As a filmmaker Moore's interests were not limited to writers. He secured the funding, produced, and directed documentaries on many subjects including the status of black youth in San Francisco; a film on Cuba and Fidel Castro; films on the photographer Dorothea Lange; a biography of Duke Ellington; a film with Merce Cunningham and John Cage; and a docudrama with Tom Wolfe.

== Filmography ==

Photography: The Incisive Art, with Ansel Adams (1960).

Louisiana Diary (documentary): a CORE voter registration drive in Plaquemine (1963).

Take This Hammer, with James Baldwin. (1964).

Anatomy of a Hit, with Vince Guaraldi (1964).

The Messenger from Violet Drive, with Elijah Muhammad. (1965).

Under these Trees.
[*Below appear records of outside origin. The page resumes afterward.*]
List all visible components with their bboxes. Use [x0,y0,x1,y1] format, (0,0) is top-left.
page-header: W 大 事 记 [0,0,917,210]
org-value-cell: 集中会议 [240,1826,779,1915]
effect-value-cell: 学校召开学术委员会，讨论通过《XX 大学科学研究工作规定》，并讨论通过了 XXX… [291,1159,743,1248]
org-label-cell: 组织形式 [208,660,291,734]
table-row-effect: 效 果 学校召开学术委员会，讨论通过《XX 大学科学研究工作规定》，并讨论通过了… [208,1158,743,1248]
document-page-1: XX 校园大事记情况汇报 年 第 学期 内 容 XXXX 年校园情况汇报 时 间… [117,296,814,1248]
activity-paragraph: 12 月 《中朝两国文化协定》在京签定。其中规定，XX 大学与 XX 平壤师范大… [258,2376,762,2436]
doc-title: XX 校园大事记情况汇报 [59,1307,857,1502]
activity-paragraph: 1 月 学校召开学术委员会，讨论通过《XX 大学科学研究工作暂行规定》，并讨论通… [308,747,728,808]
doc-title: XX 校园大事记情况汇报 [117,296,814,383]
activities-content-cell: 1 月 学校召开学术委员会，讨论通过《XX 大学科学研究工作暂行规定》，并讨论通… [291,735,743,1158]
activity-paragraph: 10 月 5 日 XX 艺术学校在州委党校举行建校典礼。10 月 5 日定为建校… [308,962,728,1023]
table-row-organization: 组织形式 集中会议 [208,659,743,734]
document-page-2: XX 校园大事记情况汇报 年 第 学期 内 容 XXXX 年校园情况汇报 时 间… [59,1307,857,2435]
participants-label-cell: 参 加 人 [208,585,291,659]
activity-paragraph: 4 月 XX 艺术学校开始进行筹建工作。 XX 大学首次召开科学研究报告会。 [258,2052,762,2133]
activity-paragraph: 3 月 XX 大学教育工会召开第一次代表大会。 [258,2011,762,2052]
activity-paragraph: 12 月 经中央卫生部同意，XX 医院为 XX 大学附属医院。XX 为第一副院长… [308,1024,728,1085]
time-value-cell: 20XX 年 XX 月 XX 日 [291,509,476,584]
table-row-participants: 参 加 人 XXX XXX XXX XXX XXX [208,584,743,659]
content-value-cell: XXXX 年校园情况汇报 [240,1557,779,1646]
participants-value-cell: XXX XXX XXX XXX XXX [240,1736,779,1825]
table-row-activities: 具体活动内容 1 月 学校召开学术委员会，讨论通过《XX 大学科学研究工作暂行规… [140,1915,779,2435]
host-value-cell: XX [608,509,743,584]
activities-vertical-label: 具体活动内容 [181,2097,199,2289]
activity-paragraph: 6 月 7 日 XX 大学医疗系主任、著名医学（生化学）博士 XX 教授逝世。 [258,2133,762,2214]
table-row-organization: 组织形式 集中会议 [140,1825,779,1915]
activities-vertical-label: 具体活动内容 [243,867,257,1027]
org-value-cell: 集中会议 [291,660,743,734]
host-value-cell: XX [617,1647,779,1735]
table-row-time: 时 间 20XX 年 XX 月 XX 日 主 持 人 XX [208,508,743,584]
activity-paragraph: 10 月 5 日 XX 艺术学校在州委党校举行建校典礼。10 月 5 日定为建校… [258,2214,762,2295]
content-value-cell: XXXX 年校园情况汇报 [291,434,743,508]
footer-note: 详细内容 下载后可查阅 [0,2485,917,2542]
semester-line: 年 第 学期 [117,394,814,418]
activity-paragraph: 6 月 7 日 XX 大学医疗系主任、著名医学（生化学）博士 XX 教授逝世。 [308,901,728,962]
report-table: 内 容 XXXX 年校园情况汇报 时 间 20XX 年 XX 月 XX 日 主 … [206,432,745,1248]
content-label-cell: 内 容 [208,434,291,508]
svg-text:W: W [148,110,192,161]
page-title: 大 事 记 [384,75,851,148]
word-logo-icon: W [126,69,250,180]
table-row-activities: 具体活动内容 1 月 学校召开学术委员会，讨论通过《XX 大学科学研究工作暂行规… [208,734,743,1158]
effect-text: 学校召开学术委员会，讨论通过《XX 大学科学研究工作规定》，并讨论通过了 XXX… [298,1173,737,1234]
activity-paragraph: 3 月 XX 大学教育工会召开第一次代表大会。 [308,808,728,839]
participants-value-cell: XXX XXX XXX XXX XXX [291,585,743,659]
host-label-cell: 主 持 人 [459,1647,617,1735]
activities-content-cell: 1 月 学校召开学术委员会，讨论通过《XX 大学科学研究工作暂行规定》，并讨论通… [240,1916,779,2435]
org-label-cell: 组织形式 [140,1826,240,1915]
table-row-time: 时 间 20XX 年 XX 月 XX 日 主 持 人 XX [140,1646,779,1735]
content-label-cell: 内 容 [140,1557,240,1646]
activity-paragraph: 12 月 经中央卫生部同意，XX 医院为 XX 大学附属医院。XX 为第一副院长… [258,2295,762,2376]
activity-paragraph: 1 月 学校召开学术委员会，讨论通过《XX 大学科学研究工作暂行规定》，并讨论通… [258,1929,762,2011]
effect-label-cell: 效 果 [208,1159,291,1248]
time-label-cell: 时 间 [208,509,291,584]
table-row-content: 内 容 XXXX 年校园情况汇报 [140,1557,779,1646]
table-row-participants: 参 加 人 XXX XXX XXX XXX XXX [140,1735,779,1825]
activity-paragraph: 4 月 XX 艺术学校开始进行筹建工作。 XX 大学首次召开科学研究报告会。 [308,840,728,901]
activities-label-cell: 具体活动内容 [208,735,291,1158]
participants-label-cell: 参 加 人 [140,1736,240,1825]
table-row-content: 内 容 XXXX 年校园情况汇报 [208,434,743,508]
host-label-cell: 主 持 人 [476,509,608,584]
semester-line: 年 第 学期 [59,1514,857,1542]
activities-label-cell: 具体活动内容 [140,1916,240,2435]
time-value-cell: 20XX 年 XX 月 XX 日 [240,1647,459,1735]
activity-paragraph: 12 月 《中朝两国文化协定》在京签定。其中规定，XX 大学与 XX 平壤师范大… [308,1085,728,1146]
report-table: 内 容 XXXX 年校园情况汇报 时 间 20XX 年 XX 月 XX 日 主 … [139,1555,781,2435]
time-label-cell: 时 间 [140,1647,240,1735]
Dorthea Lange (1965). With Phil Greene.

The Closer for Me. Dorothea Lange (1965). With Phil Greene.

Report from Cuba (1966).

USA: Poetry, a series of ten films on American poets (1966).

Monterey Jazz Festival (1966).

Losing Just the Same (1966).

The Long Walk, the Navajo nation (1967). With Phil Greene

Duke Ellington, Love You Madly (1967).

A Concert of Sacred Music, Duke Ellington (1967).

California: the place for no story (1969). With director-cinema photographer Phil Greene

Assemblage: Merce Cunningham and John Cage, Ghirardelli Square (1968).

The Writer in America, a series of eight films with novelists, short story writers, and poets (1975).

Eudora Welty, a series of readings by Eudora Welty.

On Death and Dying, with Dr. Willard Gaylin, the KTCS series Hard Choices (1980).

The Cities of China, location director only. (1980).

Going Somewhere: the story of Route 66. KTCA (1982).

== Other media projects ==

National Center for Experiments in Television, directed by Brice Howard . .
The San Francisco Mix, a series of films by young directors.
T.E.A.C.H. directed by Don Roman and Cliff Roberts. TV production training for minorities.
Alive from Off Center, KTCA series produced by John Schott.

== Media image ==

For a biographer Moore's practice of various professions can be confusing. Is he a poet, an ex-dancer, a radio and television voice and image, a filmmaker, a TV executive, a peace activist, a family man, a withdrawn loner? Perhaps the best answer is, "None of the above." Yet a single thread runs through all of Richard O. Moore's "incarnations:" he began as, has continued to be, and remains a poet. He is not an academic, a critic, nor can he be identified exclusively with any group of poets. There is an obvious irony in the fact that Moore's poetry would likely have disappeared without notice had it not been for the insistence of Brenda Hillman. When asked about this he agreed, but added, "You know, poetry is what had kept me going. It has saved my life."